Острова Тубуаи | страница 7



Тут милиционер стал говорить, что это хорошо, что я признался, что так и должны поступать настоящие мужчины. Конечно, он понимает, что я сам рисковал. Но все же надо быть ответственным перед товарищами, надо беречь дружеские головы, а не предлагать совать их черт знает куда. Здесь милиционер перевел дыхание, сказал «извините за черт знает куда» и опять извинился, что вновь повторил это «черт знает куда…». Он смутился и уже открыл рот, чтобы в третий раз повторить извинения, но его перебила инспекторша. Она посоветовала мне прочесть «Маленького принца» Экзюпери. Затем с дрожью в голосе стала цитировать слова о том, что «мы в ответе за тех, кого приручили» и что я, наверное, неглупый мальчик и должен понять, что она хочет сказать.

Дальше — больше.

Мои наставники, перебивая друг друга, стали говорить о родителях и о моем долге перед ними, о школе, которая пытается вывести меня в люди, о славных рабочих нашего города, которые кормят меня и поят, о городе, который хочет гордиться мной, о стране, которая, как мать, любит всех своих детей и меня в том числе…

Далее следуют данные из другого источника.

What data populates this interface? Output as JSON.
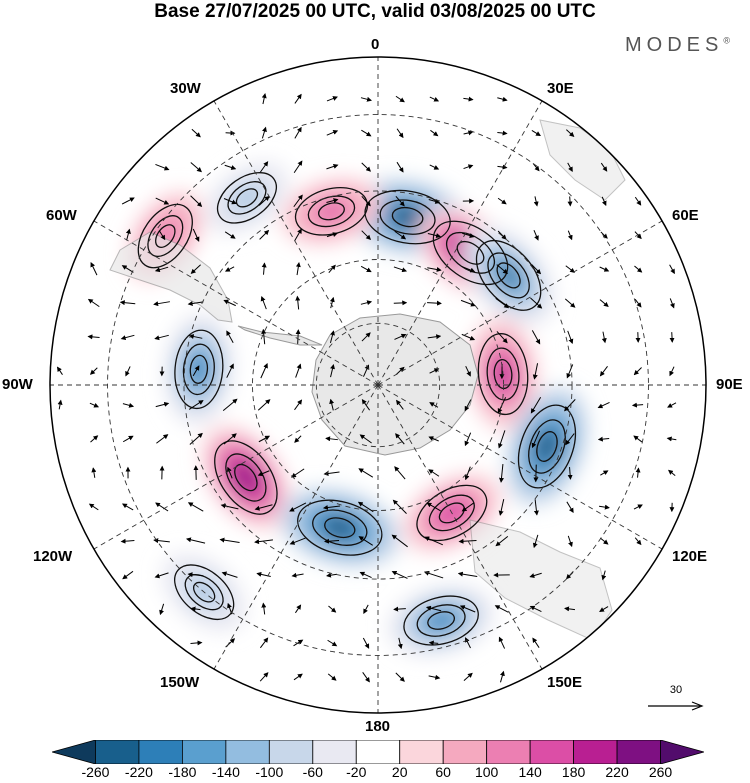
{
  "title": "Base 27/07/2025 00 UTC, valid 03/08/2025 00 UTC",
  "brand": "MODES",
  "brand_mark": "®",
  "map": {
    "projection": "south polar stereographic",
    "longitude_labels": {
      "top": "0",
      "top_left": "30W",
      "top_right": "30E",
      "upper_left": "60W",
      "upper_right": "60E",
      "left": "90W",
      "right": "90E",
      "lower_left": "120W",
      "lower_right": "120E",
      "bottom_left": "150W",
      "bottom_right": "150E",
      "bottom": "180"
    }
  },
  "wind_reference": {
    "value": "30"
  },
  "colorbar": {
    "levels": [
      "-260",
      "-220",
      "-180",
      "-140",
      "-100",
      "-60",
      "-20",
      "20",
      "60",
      "100",
      "140",
      "180",
      "220",
      "260"
    ],
    "colors": [
      "#0e3a5c",
      "#185f8c",
      "#2d7fb8",
      "#5a9fcf",
      "#93bde0",
      "#c8d7ea",
      "#e9e9f2",
      "#ffffff",
      "#fbd6dc",
      "#f5a9bf",
      "#ec7fb2",
      "#dc4ea6",
      "#b91f92",
      "#7e1082",
      "#520c6c"
    ]
  },
  "anomaly_blobs": [
    {
      "name": "cyclone-south-atlantic",
      "lon_deg": 10,
      "lat_deg": -50,
      "sign": "negative",
      "value": -260
    },
    {
      "name": "anticyclone-south-atlantic",
      "lon_deg": 35,
      "lat_deg": -52,
      "sign": "positive",
      "value": 240
    },
    {
      "name": "anticyclone-west-atlantic",
      "lon_deg": -15,
      "lat_deg": -48,
      "sign": "positive",
      "value": 160
    },
    {
      "name": "cyclone-falklands",
      "lon_deg": -35,
      "lat_deg": -38,
      "sign": "negative",
      "value": -100
    },
    {
      "name": "anticyclone-south-america",
      "lon_deg": -55,
      "lat_deg": -32,
      "sign": "positive",
      "value": 140
    },
    {
      "name": "cyclone-south-africa",
      "lon_deg": 50,
      "lat_deg": -50,
      "sign": "negative",
      "value": -220
    },
    {
      "name": "cyclone-southeast-pacific",
      "lon_deg": -85,
      "lat_deg": -48,
      "sign": "negative",
      "value": -200
    },
    {
      "name": "anticyclone-indian-ocean",
      "lon_deg": 85,
      "lat_deg": -60,
      "sign": "positive",
      "value": 220
    },
    {
      "name": "cyclone-south-indian",
      "lon_deg": 110,
      "lat_deg": -48,
      "sign": "negative",
      "value": -260
    },
    {
      "name": "anticyclone-pacific",
      "lon_deg": -125,
      "lat_deg": -52,
      "sign": "positive",
      "value": 230
    },
    {
      "name": "cyclone-ross-sea",
      "lon_deg": -165,
      "lat_deg": -55,
      "sign": "negative",
      "value": -260
    },
    {
      "name": "anticyclone-tasman",
      "lon_deg": 150,
      "lat_deg": -55,
      "sign": "positive",
      "value": 180
    },
    {
      "name": "cyclone-new-zealand",
      "lon_deg": 165,
      "lat_deg": -35,
      "sign": "negative",
      "value": -180
    },
    {
      "name": "cyclone-far-pacific",
      "lon_deg": -140,
      "lat_deg": -30,
      "sign": "negative",
      "value": -120
    }
  ]
}
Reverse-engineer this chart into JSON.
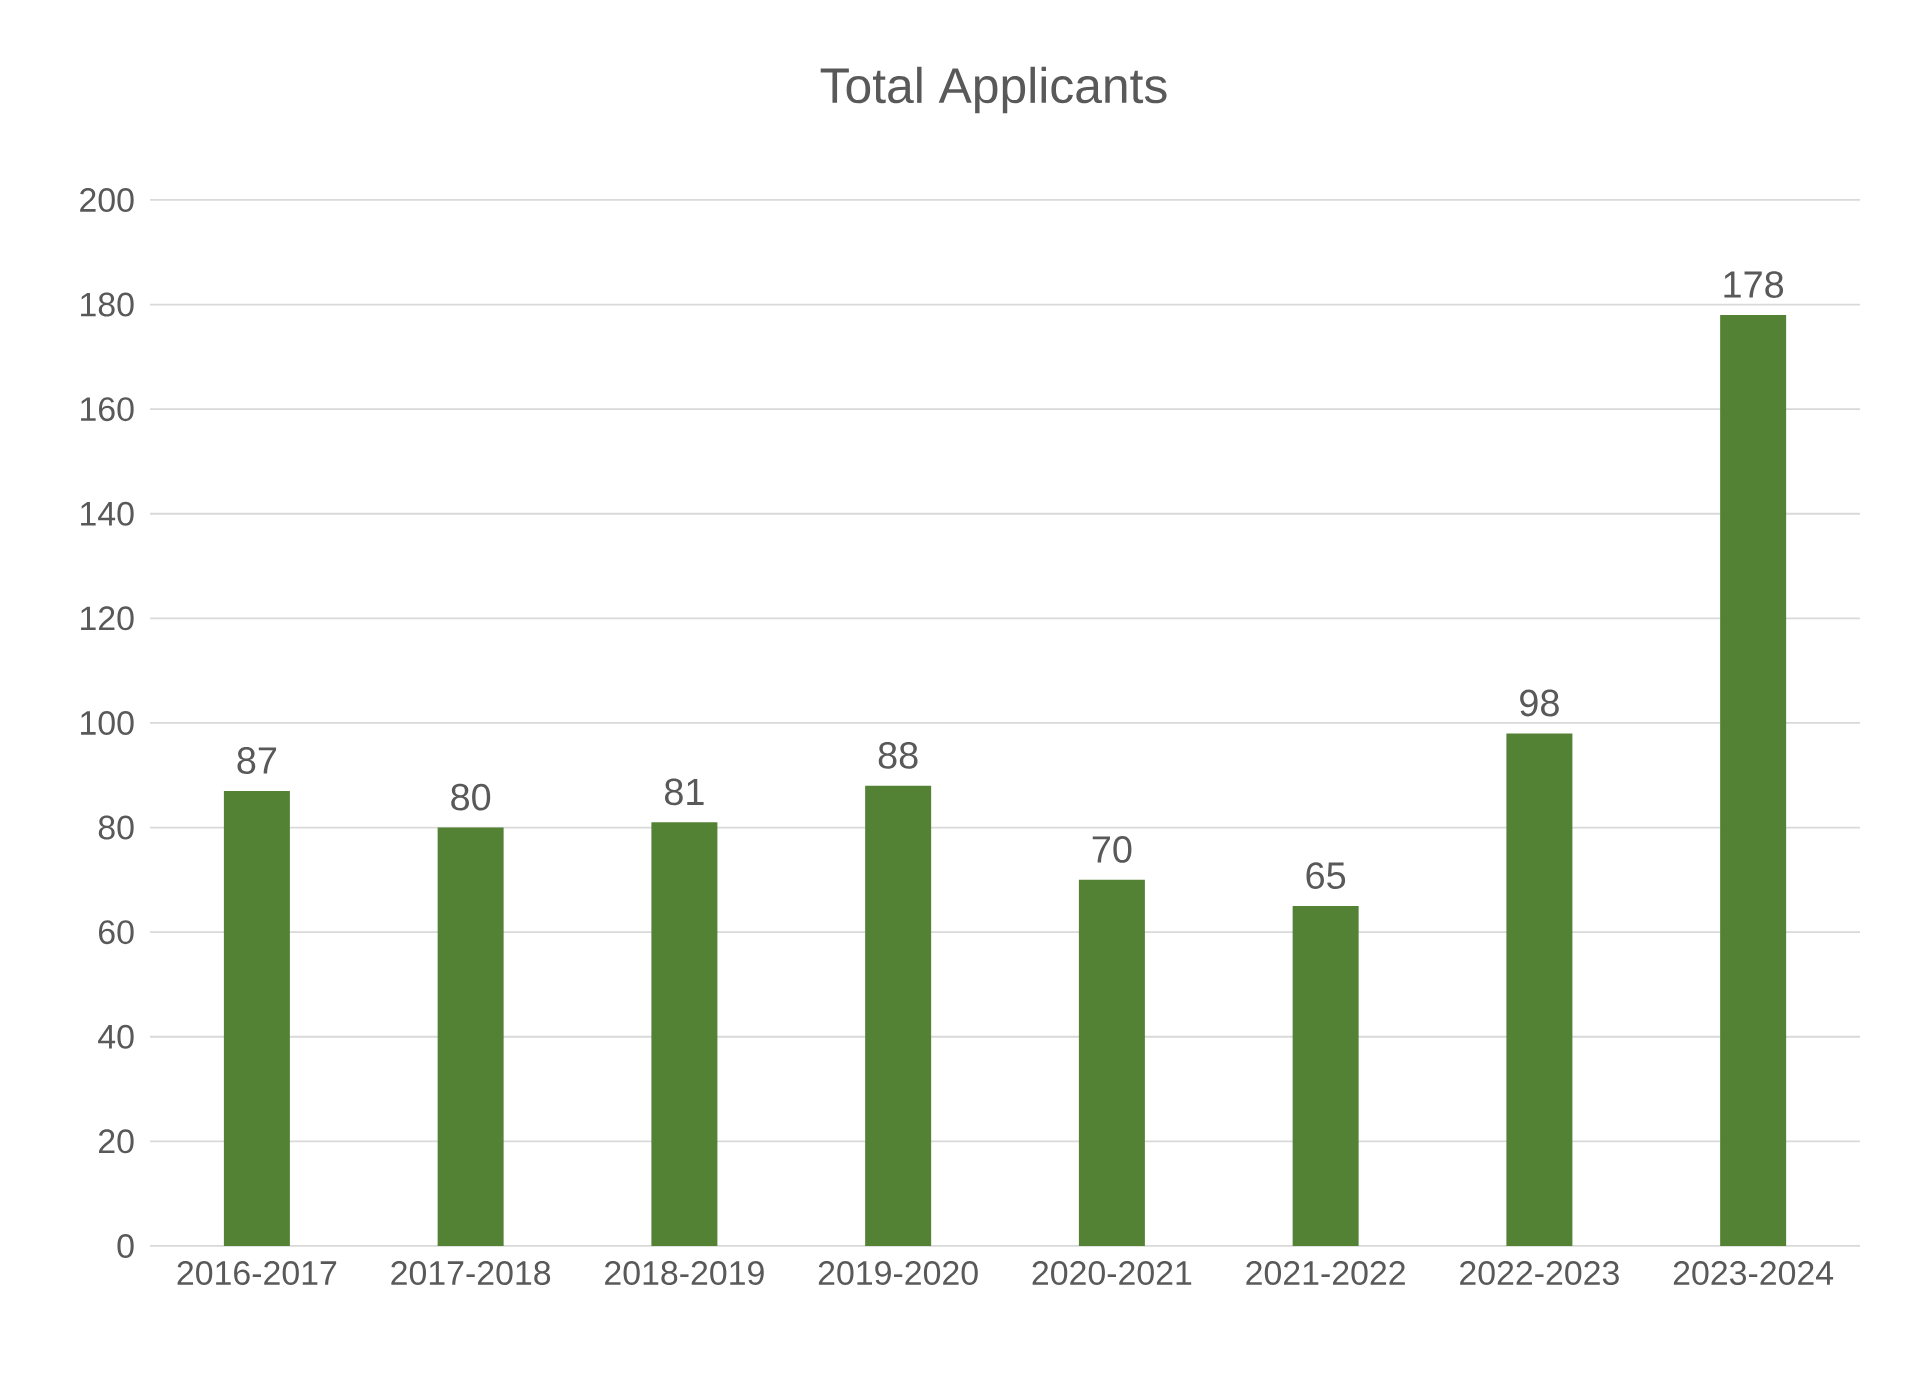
{
  "chart_data": {
    "type": "bar",
    "title": "Total Applicants",
    "categories": [
      "2016-2017",
      "2017-2018",
      "2018-2019",
      "2019-2020",
      "2020-2021",
      "2021-2022",
      "2022-2023",
      "2023-2024"
    ],
    "values": [
      87,
      80,
      81,
      88,
      70,
      65,
      98,
      178
    ],
    "color": "#548235",
    "ylim": [
      0,
      200
    ],
    "yticks": [
      0,
      20,
      40,
      60,
      80,
      100,
      120,
      140,
      160,
      180,
      200
    ],
    "grid": "y",
    "data_labels": true
  }
}
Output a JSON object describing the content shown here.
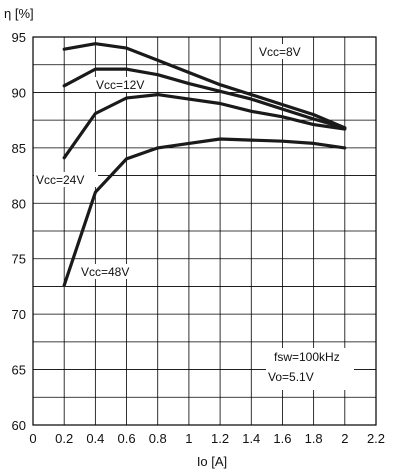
{
  "chart_data": {
    "type": "line",
    "ylabel": "η [%]",
    "xlabel": "Io  [A]",
    "xlim": [
      0,
      2.2
    ],
    "ylim": [
      60,
      95
    ],
    "x_ticks": [
      "0",
      "0.2",
      "0.4",
      "0.6",
      "0.8",
      "1",
      "1.2",
      "1.4",
      "1.6",
      "1.8",
      "2",
      "2.2"
    ],
    "y_ticks": [
      "60",
      "65",
      "70",
      "75",
      "80",
      "85",
      "90",
      "95"
    ],
    "grid": true,
    "series": [
      {
        "name": "Vcc=8V",
        "x": [
          0.2,
          0.4,
          0.6,
          0.8,
          1.0,
          1.2,
          1.4,
          1.6,
          1.8,
          2.0
        ],
        "y": [
          93.9,
          94.4,
          94.0,
          92.9,
          91.8,
          90.7,
          89.8,
          88.9,
          88.0,
          86.8
        ]
      },
      {
        "name": "Vcc=12V",
        "x": [
          0.2,
          0.4,
          0.6,
          0.8,
          1.0,
          1.2,
          1.4,
          1.6,
          1.8,
          2.0
        ],
        "y": [
          90.6,
          92.1,
          92.1,
          91.6,
          90.8,
          90.1,
          89.4,
          88.5,
          87.6,
          86.8
        ]
      },
      {
        "name": "Vcc=24V",
        "x": [
          0.2,
          0.4,
          0.6,
          0.8,
          1.0,
          1.2,
          1.4,
          1.6,
          1.8,
          2.0
        ],
        "y": [
          84.1,
          88.1,
          89.5,
          89.8,
          89.4,
          89.0,
          88.3,
          87.8,
          87.1,
          86.7
        ]
      },
      {
        "name": "Vcc=48V",
        "x": [
          0.2,
          0.4,
          0.6,
          0.8,
          1.0,
          1.2,
          1.4,
          1.6,
          1.8,
          2.0
        ],
        "y": [
          72.6,
          81.0,
          84.0,
          85.0,
          85.4,
          85.8,
          85.7,
          85.6,
          85.4,
          85.0
        ]
      }
    ],
    "annotations": [
      "fsw=100kHz",
      "Vo=5.1V"
    ]
  }
}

— Что тебя побудило придумать такую игру? — спросила возмущенная Иваницкая.

— Это же очень опасно! — закатила глаза инспекторша.

Я пожал плечами и промолчал. Они опять заговорили.

Ничего не сказал только директор Александр Валентинович. Когда речи иссякли, вспотевшая Иваницкая спросила: «Может быть, и директор скажет свое слово?» Александр Валентинович поморщился и ответил, что поговорит со мной позже, а сейчас пусть я выйду.

— Это, знаете ли, очень странно… — услышал я голос инспекторши, уже выскакивая из кабинета. — Вы, как директор и как мужчина, в конце концов…

Скоро «гости» в сопровождении Иваницкой вышли из кабинета завуча. Они прошествовали мимо, и меня, как мне показалось, не заметили. Я заглянул в приоткрытую дверь. Александр Валентинович стоял у окна и курил в раскрытую форточку. Он повернулся к двери, грустно посмотрел на меня и сказал, чтобы я обязательно навестил Вальку в больнице.

— Да мы вчера вечером уже заходили, — ответил я. — И сегодня. Тоже пойдем.

— Сильно он расшибся, — вздохнул директор.

Я кивнул.

— Иди, — сказал Александр Валентинович. — У тебя урок.

Я поплелся к классу. Я понимал: все, что говорили наставники, было верно. Странным образом именно молчание Александра Валентиновича меня в этом убедило. Я-то знал ответ на вопрос, который задала мне Иваницкаяа: что меня побудило придумать такую игру. Но ни одному человеку, даже самому замечательному, который курил сейчас у форточки и грустно смотрел на школьный двор, его бы не сказал. Да и как можно признаться хоть кому-нибудь (разве только Тяпке, которую у меня украли), что «побудила» меня придумать такую игру — трусость. Только и всего.